Try imagining an Italian girl who goes to middle school with her dreams and hopes, still sweet but with the initial signs of becoming a woman. Just like it is inconceivable that a women who is not yet twenty years old finds herself living in slavery in one of the richest, libertarian and biggest cities in the world.

She managed to escape in London and found safety and a minimum of interior serenity, which proves that our culture and society, without wanting to claim superiority over others, offer certain assurances in terms of protecting human rights that, objectively, do not exist elsewhere. Mende is just one of the many Sudanese and South Sudanese people who have suffered because of conflict and civil unrest. Today, Mende is relying on a MAF flight to return home. She is travelling with Baroness Caroline Cox.

Their purpose is to provide aid and advocacy to alleviate suffering in Sudan and South Sudan. These passengers are truly depending on MAF to safely transport them back and forth across the country. Baroness Caroline Cox is no stranger to these war torn villages. She has visited these areas of conflict on numerous occasions, each time to bring global awareness to the suffering of the people in horrific situations. But I consider it a great privilege, so how do I use it?

We have been here many times during the previous war, the needs here are still enormous. Caroline is passionate about bringing awareness and aid to this legacy of destruction and devastation. Though there is meant to be a cease fire, the government of Sudan regularly breaks the cease fire. Khartoum is still shelling innocent civilians, flying Antonov airplanes overhead and bombing schools, markets, and clinics. The people must travel two to three hours down and back up the mountain simply to fetch water for drinking and washing.

I think hope and determination helped me to survive during that difficult time. With the help of private donators, Mende made the journey back to Sudan. Incredibly she was able to fly to a safe region of the Nuba Mountains where she met with her family for the first time since her abduction. Damien Lewis accompanied her on this perilous and emotionally charged trip, once again co-authoring a second book about this journey with Mende called Freedom.
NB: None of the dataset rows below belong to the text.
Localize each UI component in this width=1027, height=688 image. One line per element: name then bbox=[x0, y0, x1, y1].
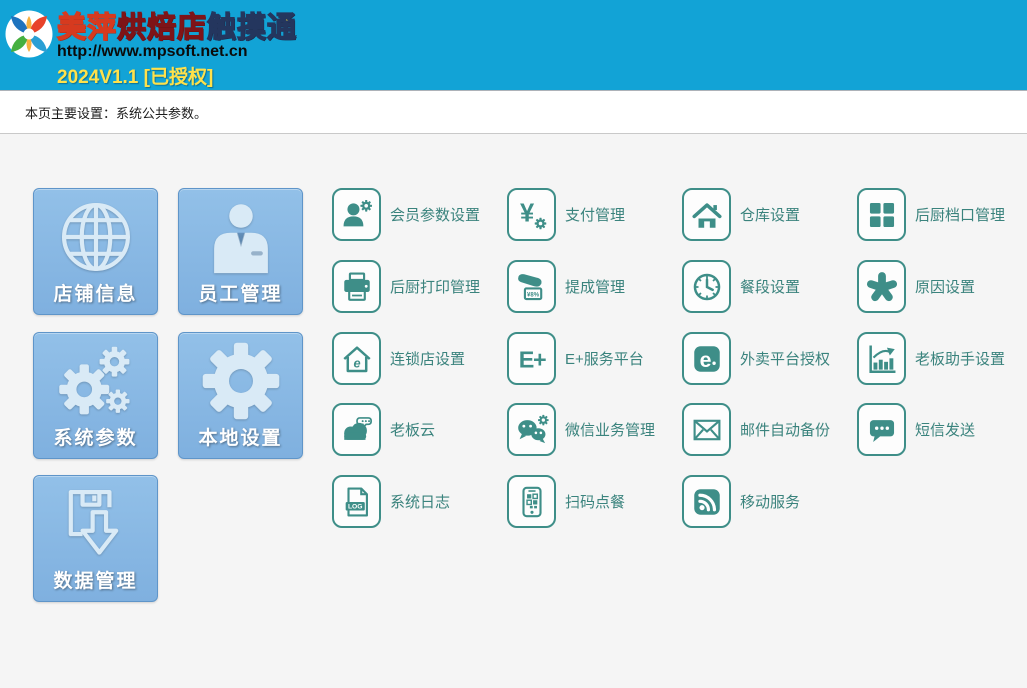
svg-text:LOG: LOG bbox=[347, 503, 362, 510]
tile-label: 提成管理 bbox=[565, 279, 626, 296]
store-info-button[interactable]: 店铺信息 bbox=[33, 188, 158, 315]
tile-label: E+服务平台 bbox=[565, 351, 644, 368]
tile-label: 老板助手设置 bbox=[915, 351, 1006, 368]
email-backup-icon bbox=[682, 403, 731, 456]
svg-text:e: e bbox=[699, 347, 711, 371]
member-params-tile[interactable]: 会员参数设置 bbox=[332, 188, 480, 241]
takeout-platform-icon: e bbox=[682, 332, 731, 385]
svg-text:¥8%: ¥8% bbox=[527, 292, 540, 298]
warehouse-icon bbox=[682, 188, 731, 241]
tile-label: 邮件自动备份 bbox=[740, 422, 831, 439]
big-button-label: 数据管理 bbox=[53, 571, 138, 592]
local-settings-button[interactable]: 本地设置 bbox=[178, 332, 303, 459]
tile-label: 短信发送 bbox=[915, 422, 976, 439]
wechat-business-tile[interactable]: 微信业务管理 bbox=[507, 403, 655, 456]
app-version: 2024V1.1 [已授权] bbox=[57, 67, 214, 89]
reason-asterisk-icon bbox=[857, 260, 906, 313]
payment-icon: ¥ bbox=[507, 188, 556, 241]
tile-label: 仓库设置 bbox=[740, 207, 801, 224]
employee-icon bbox=[179, 189, 302, 279]
tile-label: 微信业务管理 bbox=[565, 422, 656, 439]
big-button-label: 员工管理 bbox=[198, 284, 283, 305]
boss-cloud-icon bbox=[332, 403, 381, 456]
commission-icon: ¥8% bbox=[507, 260, 556, 313]
svg-text:e: e bbox=[353, 355, 360, 370]
big-button-label: 本地设置 bbox=[198, 428, 283, 449]
commission-tile[interactable]: ¥8% 提成管理 bbox=[507, 260, 625, 313]
warehouse-tile[interactable]: 仓库设置 bbox=[682, 188, 800, 241]
info-bar-text: 本页主要设置：系统公共参数。 bbox=[25, 105, 208, 121]
app-title-brand: 美萍 bbox=[56, 12, 118, 44]
boss-cloud-tile[interactable]: 老板云 bbox=[332, 403, 435, 456]
tile-label: 支付管理 bbox=[565, 207, 626, 224]
mobile-service-tile[interactable]: 移动服务 bbox=[682, 475, 800, 528]
tile-label: 外卖平台授权 bbox=[740, 351, 831, 368]
boss-assistant-chart-icon bbox=[857, 332, 906, 385]
sms-send-tile[interactable]: 短信发送 bbox=[857, 403, 975, 456]
big-button-label: 店铺信息 bbox=[53, 284, 138, 305]
email-backup-tile[interactable]: 邮件自动备份 bbox=[682, 403, 830, 456]
app-header: 美萍烘焙店触摸通 http://www.mpsoft.net.cn 2024V1… bbox=[0, 0, 1027, 90]
data-mgmt-button[interactable]: 数据管理 bbox=[33, 475, 158, 602]
app-title: 美萍烘焙店触摸通 bbox=[56, 12, 298, 44]
eplus-icon: E+ bbox=[507, 332, 556, 385]
gears-icon bbox=[34, 333, 157, 423]
takeout-auth-tile[interactable]: e 外卖平台授权 bbox=[682, 332, 830, 385]
mobile-service-icon bbox=[682, 475, 731, 528]
reason-tile[interactable]: 原因设置 bbox=[857, 260, 975, 313]
tile-label: 后厨档口管理 bbox=[915, 207, 1006, 224]
globe-icon bbox=[34, 189, 157, 279]
tile-label: 连锁店设置 bbox=[390, 351, 466, 368]
app-url: http://www.mpsoft.net.cn bbox=[57, 43, 248, 61]
tile-label: 移动服务 bbox=[740, 494, 801, 511]
tile-label: 会员参数设置 bbox=[390, 207, 481, 224]
qr-ordering-tile[interactable]: 扫码点餐 bbox=[507, 475, 625, 528]
system-log-tile[interactable]: LOG 系统日志 bbox=[332, 475, 450, 528]
tile-label: 扫码点餐 bbox=[565, 494, 626, 511]
app-title-suffix: 触摸通 bbox=[206, 12, 298, 44]
tile-label: 系统日志 bbox=[390, 494, 451, 511]
tile-label: 餐段设置 bbox=[740, 279, 801, 296]
boss-assistant-tile[interactable]: 老板助手设置 bbox=[857, 332, 1005, 385]
employee-mgmt-button[interactable]: 员工管理 bbox=[178, 188, 303, 315]
sms-icon bbox=[857, 403, 906, 456]
wechat-icon bbox=[507, 403, 556, 456]
meal-period-clock-icon bbox=[682, 260, 731, 313]
system-params-button[interactable]: 系统参数 bbox=[33, 332, 158, 459]
big-button-label: 系统参数 bbox=[53, 428, 138, 449]
svg-text:¥: ¥ bbox=[519, 199, 534, 227]
tile-label: 原因设置 bbox=[915, 279, 976, 296]
kitchen-station-tile[interactable]: 后厨档口管理 bbox=[857, 188, 1005, 241]
chain-store-icon: e bbox=[332, 332, 381, 385]
eplus-platform-tile[interactable]: E+ E+服务平台 bbox=[507, 332, 644, 385]
gear-icon bbox=[179, 333, 302, 423]
tile-label: 后厨打印管理 bbox=[390, 279, 481, 296]
chain-store-tile[interactable]: e 连锁店设置 bbox=[332, 332, 465, 385]
info-bar: 本页主要设置：系统公共参数。 bbox=[0, 90, 1027, 134]
system-log-icon: LOG bbox=[332, 475, 381, 528]
kitchen-print-tile[interactable]: 后厨打印管理 bbox=[332, 260, 480, 313]
payment-mgmt-tile[interactable]: ¥ 支付管理 bbox=[507, 188, 625, 241]
save-disk-arrow-icon bbox=[34, 476, 157, 566]
meal-period-tile[interactable]: 餐段设置 bbox=[682, 260, 800, 313]
app-logo-icon bbox=[4, 9, 54, 59]
app-title-product: 烘焙店 bbox=[116, 12, 208, 44]
kitchen-printer-icon bbox=[332, 260, 381, 313]
svg-text:E+: E+ bbox=[518, 346, 545, 372]
member-settings-icon bbox=[332, 188, 381, 241]
tile-label: 老板云 bbox=[390, 422, 436, 439]
kitchen-station-icon bbox=[857, 188, 906, 241]
qr-ordering-icon bbox=[507, 475, 556, 528]
settings-main-area: 店铺信息 员工管理系统参数 本地设置数据管理 会员参数设置 ¥ 支付管理 仓库设置 后厨档口… bbox=[0, 134, 1027, 688]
This compelling book shares with us the feelings and emotions she experienced reuniting with her family and her homeland. The reason being is because her story is timeless. She was a beaten and raped teenage girl with nothing but the shirt on her back. For her formative years she was called Abda, which means slave or person with no name. She was someone who had every reason to give up on life.
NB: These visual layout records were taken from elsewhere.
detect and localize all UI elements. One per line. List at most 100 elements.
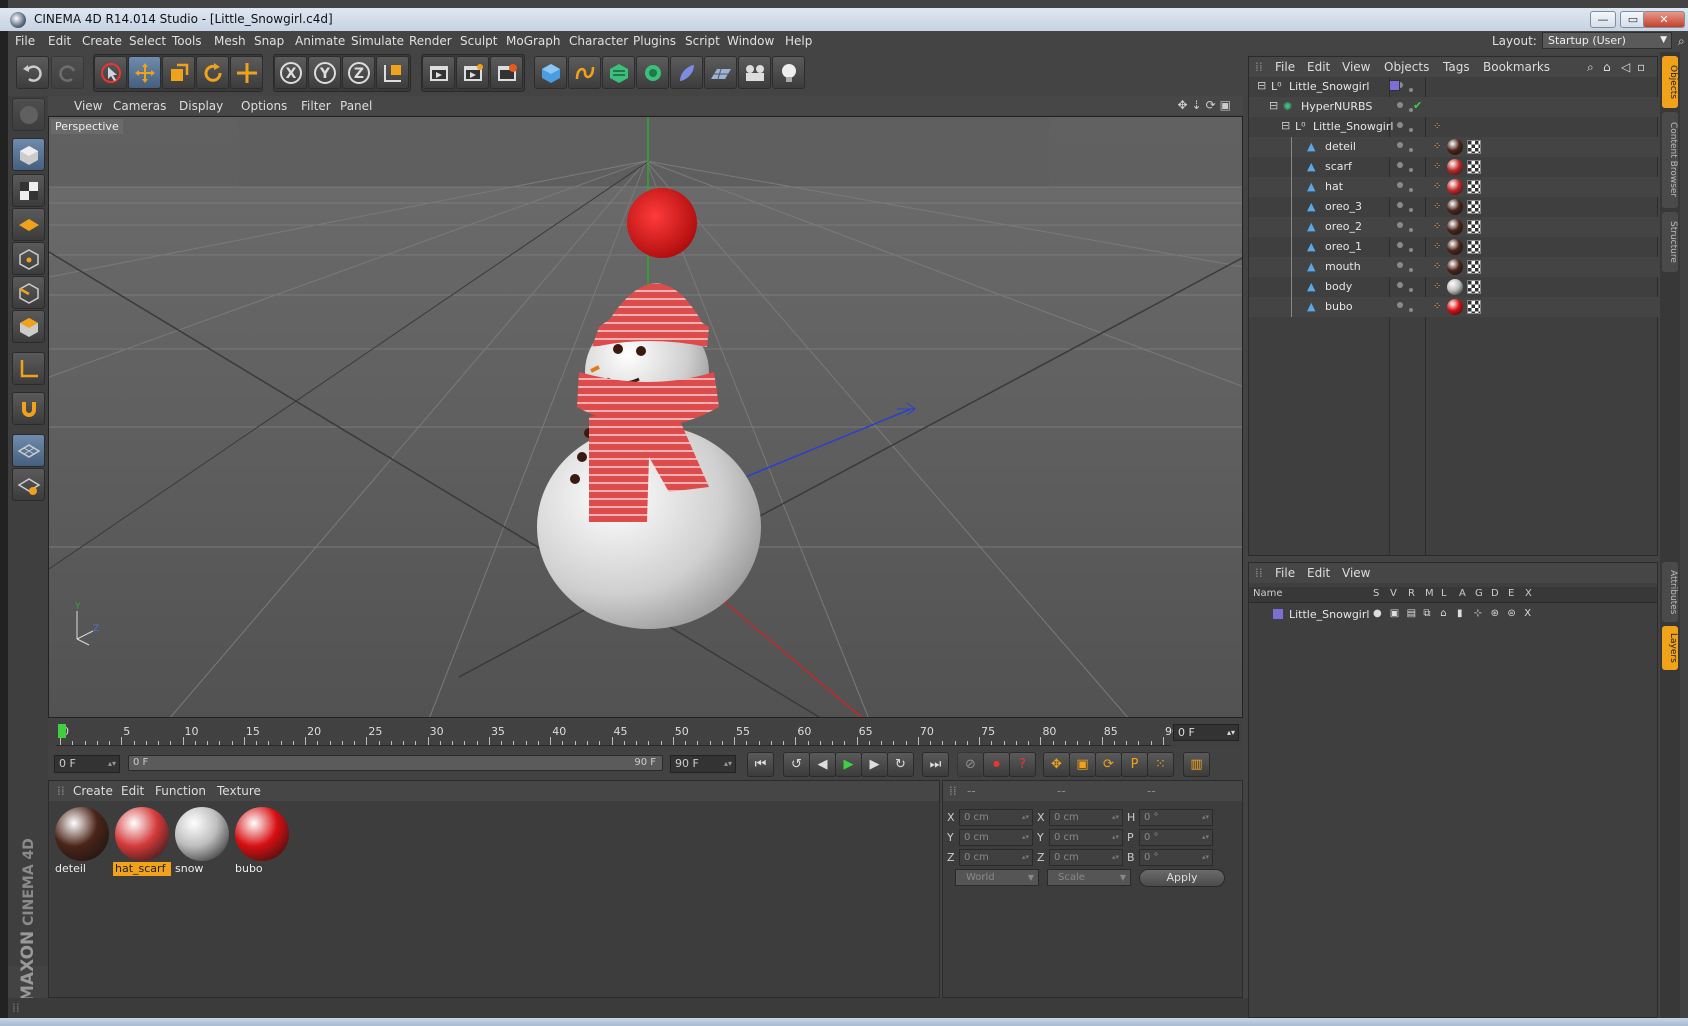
y-axis-icon[interactable]: Y <box>308 56 341 89</box>
material-tag-icon[interactable] <box>1447 299 1463 315</box>
mat-menu-texture[interactable]: Texture <box>217 784 261 798</box>
uvw-tag-icon[interactable] <box>1467 240 1481 254</box>
obj-menu-bookmarks[interactable]: Bookmarks <box>1483 60 1550 74</box>
menu-select[interactable]: Select <box>129 34 166 48</box>
phong-tag-icon[interactable]: ⁘ <box>1433 181 1443 192</box>
editor-visibility-dot[interactable] <box>1397 282 1403 288</box>
object-row-Little_Snowgirl[interactable]: ⊟ L⁰ Little_Snowgirl ⁘ <box>1249 117 1659 137</box>
workplane-icon[interactable] <box>12 208 45 241</box>
object-row-deteil[interactable]: ▲ deteil ⁘ <box>1249 137 1659 157</box>
material-tag-icon[interactable] <box>1447 159 1463 175</box>
editor-visibility-dot[interactable] <box>1397 122 1403 128</box>
grid-snap-icon[interactable] <box>12 468 45 501</box>
editor-visibility-dot[interactable] <box>1397 182 1403 188</box>
menu-help[interactable]: Help <box>785 34 812 48</box>
menu-render[interactable]: Render <box>409 34 452 48</box>
render-visibility-dot[interactable] <box>1409 308 1413 312</box>
go-to-end-button[interactable]: ⏭ <box>922 752 949 777</box>
expand-icon[interactable]: ⊟ <box>1257 79 1266 92</box>
go-to-start-button[interactable]: ⏮ <box>747 752 774 777</box>
layer-toggle-icon[interactable]: ▣ <box>1390 608 1399 619</box>
timeline-window-icon[interactable]: ▥ <box>1183 752 1210 777</box>
scale-icon[interactable] <box>162 56 195 89</box>
layer-color-swatch[interactable] <box>1389 80 1400 91</box>
array-icon[interactable] <box>636 56 669 89</box>
nurbs-icon[interactable] <box>602 56 635 89</box>
layer-toggle-icon[interactable]: ▮ <box>1457 608 1463 619</box>
menu-animate[interactable]: Animate <box>295 34 345 48</box>
object-row-oreo_3[interactable]: ▲ oreo_3 ⁘ <box>1249 197 1659 217</box>
stepper-icon[interactable]: ▴▾ <box>1112 830 1119 845</box>
material-bubo[interactable]: bubo <box>233 805 291 877</box>
layer-column-r[interactable]: R <box>1408 588 1415 599</box>
layer-menu-view[interactable]: View <box>1342 566 1370 580</box>
obj-menu-tags[interactable]: Tags <box>1443 60 1470 74</box>
camera-icon[interactable] <box>738 56 771 89</box>
move-icon[interactable] <box>128 56 161 89</box>
record-pla-icon[interactable]: ⁙ <box>1147 752 1174 777</box>
model-mode-icon[interactable] <box>12 138 45 171</box>
previous-frame-button[interactable]: ◀ <box>809 752 836 777</box>
end-frame-field[interactable]: 90 F ▴▾ <box>670 755 736 773</box>
layer-column-d[interactable]: D <box>1491 588 1499 599</box>
stepper-icon[interactable]: ▴▾ <box>1202 850 1209 865</box>
layer-column-name[interactable]: Name <box>1253 588 1283 599</box>
editor-visibility-dot[interactable] <box>1397 202 1403 208</box>
menu-mesh[interactable]: Mesh <box>214 34 246 48</box>
stepper-icon[interactable]: ▴▾ <box>724 756 732 772</box>
coord-value-field[interactable]: 0 cm ▴▾ <box>959 809 1033 826</box>
layer-menu-edit[interactable]: Edit <box>1307 566 1330 580</box>
perspective-viewport[interactable]: Y Z Perspective <box>48 116 1243 718</box>
timeline-ruler[interactable]: 051015202530354045505560657075808590 <box>56 722 1179 746</box>
tab-objects[interactable]: Objects <box>1662 56 1678 108</box>
stepper-icon[interactable]: ▴▾ <box>1202 810 1209 825</box>
stepper-icon[interactable]: ▴▾ <box>1022 830 1029 845</box>
uvw-tag-icon[interactable] <box>1467 300 1481 314</box>
add-object-icon[interactable] <box>230 56 263 89</box>
enabled-check-icon[interactable]: ✔ <box>1413 99 1422 112</box>
render-visibility-dot[interactable] <box>1409 88 1413 92</box>
home-icon[interactable]: ⌂ <box>1603 60 1611 74</box>
uvw-tag-icon[interactable] <box>1467 180 1481 194</box>
layer-toggle-icon[interactable]: ● <box>1373 608 1382 619</box>
render-visibility-dot[interactable] <box>1409 128 1413 132</box>
playhead[interactable] <box>58 724 66 738</box>
next-key-button[interactable]: ↻ <box>887 752 914 777</box>
expand-icon[interactable]: ⊟ <box>1281 119 1290 132</box>
search-icon[interactable]: ⌕ <box>1587 60 1594 75</box>
stepper-icon[interactable]: ▴▾ <box>1202 830 1209 845</box>
render-visibility-dot[interactable] <box>1409 188 1413 192</box>
coord-value-field[interactable]: 0 ° ▴▾ <box>1139 809 1213 826</box>
uvw-tag-icon[interactable] <box>1467 220 1481 234</box>
material-tag-icon[interactable] <box>1447 239 1463 255</box>
layer-toggle-icon[interactable]: ⊛ <box>1491 608 1499 619</box>
x-axis-icon[interactable]: X <box>274 56 307 89</box>
uvw-tag-icon[interactable] <box>1467 160 1481 174</box>
render-settings-icon[interactable] <box>490 56 523 89</box>
menu-character[interactable]: Character <box>569 34 628 48</box>
object-row-oreo_2[interactable]: ▲ oreo_2 ⁘ <box>1249 217 1659 237</box>
editor-visibility-dot[interactable] <box>1397 242 1403 248</box>
layer-column-e[interactable]: E <box>1508 588 1514 599</box>
undo-button[interactable] <box>16 56 49 89</box>
uvw-tag-icon[interactable] <box>1467 280 1481 294</box>
expand-icon[interactable]: ⊟ <box>1269 99 1278 112</box>
menu-snap[interactable]: Snap <box>254 34 284 48</box>
stepper-icon[interactable]: ▴▾ <box>1022 850 1029 865</box>
rotate-icon[interactable] <box>196 56 229 89</box>
back-icon[interactable]: ◁ <box>1621 60 1630 74</box>
frame-range-slider[interactable]: 0 F 90 F <box>128 755 663 771</box>
vp-menu-view[interactable]: View <box>74 99 102 113</box>
material-tag-icon[interactable] <box>1447 179 1463 195</box>
obj-menu-view[interactable]: View <box>1342 60 1370 74</box>
workplane-lock-icon[interactable] <box>12 434 45 467</box>
keyframe-selection-icon[interactable]: ⊘ <box>957 752 984 777</box>
record-rotation-icon[interactable]: ⟳ <box>1095 752 1122 777</box>
editor-visibility-dot[interactable] <box>1397 102 1403 108</box>
object-row-mouth[interactable]: ▲ mouth ⁘ <box>1249 257 1659 277</box>
viewport-nav-icons[interactable]: ✥⇣⟳▣ <box>1177 98 1235 112</box>
layer-toggle-icon[interactable]: X <box>1524 608 1531 619</box>
stepper-icon[interactable]: ▴▾ <box>1112 850 1119 865</box>
vp-menu-filter[interactable]: Filter <box>301 99 331 113</box>
material-tag-icon[interactable] <box>1447 219 1463 235</box>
But she did not. She had faith and hope. She instructed me exactly what to say to embassy officials.

I was told to say I was treated well. Mrs Koronky was much kinder to me in that she did not beat me. But I had to work very hard looking after the house and five children. She retained my passport. I was not allowed to leave the house alone apart from to take rubbish to the bin.

I was not paid anything, ever. I was depressed and desperate. Extract from press release by Abdel al Koronky after the Sunday Telegraph retracted its article:.

My family's Sudanese au pair was claimed to be a slave in order to assist her claim for asylum. There is no doubt in my mind that my country was the ultimate target. Sudan has been the focus for an unprecedented disinformation and propaganda campaign. My role at the embassy was to analyse and address this disinformation.

Little did I expect to be personally caught up in this. My vindication is also a vindication for Sudan. It is also a victory for those within the developing world who have so often been subjected to irresponsible and baseless claims by powerful first world media outlets. The media have undoubtedly served to artificially prolong the awful agony of conflict in my country.